Me, and Sam, and the flying trapeze. He was relaxed, in his furry, fūri form, and he was holding onto the bar with his feet, reaching for me with his hands, primed to snatch me out of the air. My own bar was swinging high, and when I let go, I wasn’t falling; I was flying, soaring across the tent toward him—
The fire in my fingers guttered and died, extinguished by the memory of better times. I opened my eyes.
“All right,” I said. “Show me.”
Emily smiled.
* * *
There was no sign of Sophie or the rest of the PR team as we moved deeper into the building, past posters, playbills, and framed cels that were worth more money than I’d ever seen in my life. Emily saw me looking and raised an eyebrow.
“I wouldn’t have taken you for a true believer, with the way you were carrying on back there,” she said. “This building is a priceless trove of Lowry artifacts.” That you were threatening to burn down, came the silent accusation.
“Then you shouldn’t have been threatening me in it,” I said coolly. It was getting easier to maintain my reserve now that I was past the initial shock of confrontation. All I had to do was pretend Emily was my older sister and I could match every scrap of her smugness with a sneer. Better yet, my fingers were staying cool. Today’s bout of wild magic was apparently finished, and not a second too soon.
“I suppose that’s fair,” conceded Emily. She kept walking, leading me through candy-colored halls toward what might well be my doom.
All the br
ight paint and childish posters aside, the building where Lowry housed their PR team could have belonged to any corporation in the world. We walked past offices, kitchenettes, and open floor plan work areas where clerical staffers typed, answered calls, and illicitly checked their email on company time. The air-conditioning and dehumidifiers were working overtime, so that even though it was a hot Florida morning outside, some of the people in here were wearing sweaters. Living the American dream of heavy-duty climate control that someone else has to pay for.
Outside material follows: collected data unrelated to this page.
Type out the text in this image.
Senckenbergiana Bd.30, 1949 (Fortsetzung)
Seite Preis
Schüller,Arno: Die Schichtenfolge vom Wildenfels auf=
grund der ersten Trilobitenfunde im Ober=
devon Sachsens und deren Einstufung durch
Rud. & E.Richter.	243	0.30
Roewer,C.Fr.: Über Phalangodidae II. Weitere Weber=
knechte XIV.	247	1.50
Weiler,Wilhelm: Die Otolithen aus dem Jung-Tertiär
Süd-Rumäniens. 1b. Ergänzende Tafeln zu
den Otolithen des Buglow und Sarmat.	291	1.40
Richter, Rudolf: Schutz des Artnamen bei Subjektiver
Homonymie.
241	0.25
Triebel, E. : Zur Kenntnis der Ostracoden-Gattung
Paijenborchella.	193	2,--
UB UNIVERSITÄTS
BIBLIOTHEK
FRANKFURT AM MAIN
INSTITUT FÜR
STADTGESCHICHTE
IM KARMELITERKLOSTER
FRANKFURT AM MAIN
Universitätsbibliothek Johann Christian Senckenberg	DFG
And I’d come within a panic attack of killing them all. My fingers stayed cool, but my cheeks grew hot as blood rushed to my face. I ducked my head, turning slightly away. If I hadn’t been able to get my fire under control—
This had to stop eventually. It had to. Grandpa Thomas didn’t leave a trail of char and embers behind him during his journey from England to Michigan, and according to his diaries—at least the ones I had access to—he’d never had a dependable instructor. He’d put most of the rules of what he was and what he was capable of together on his own, and if he could do it, so could I. I refused to consider any other option.
Emily stopped in front of an unmarked white door, pulling a key from her pocket. Really, the existence of pockets in such an artfully tailored skirt was more impressive than her card trick.
“I’ll make sure your management knows you were with me; that will carry more weight than any excuses Ms. Vargas-Jackson may have offered,” she said, sliding the key into the slot and turning it hard to the left. The air crackled with the sudden taste of ozone, like I was biting down on tin foil. Emily turned the key back to its original position. “I’ll also send you with a book of free time slips for your shift mates. It wouldn’t do to damage your social standing simply because you had the bad luck to find a corpse.”
“I wasn’t there when Fern found it,” I said automatically.
Emily shot me an amused smile. “Please,” she said. “Lies between us would be pointless and petty.” She pushed the door open, gesturing for me to walk through.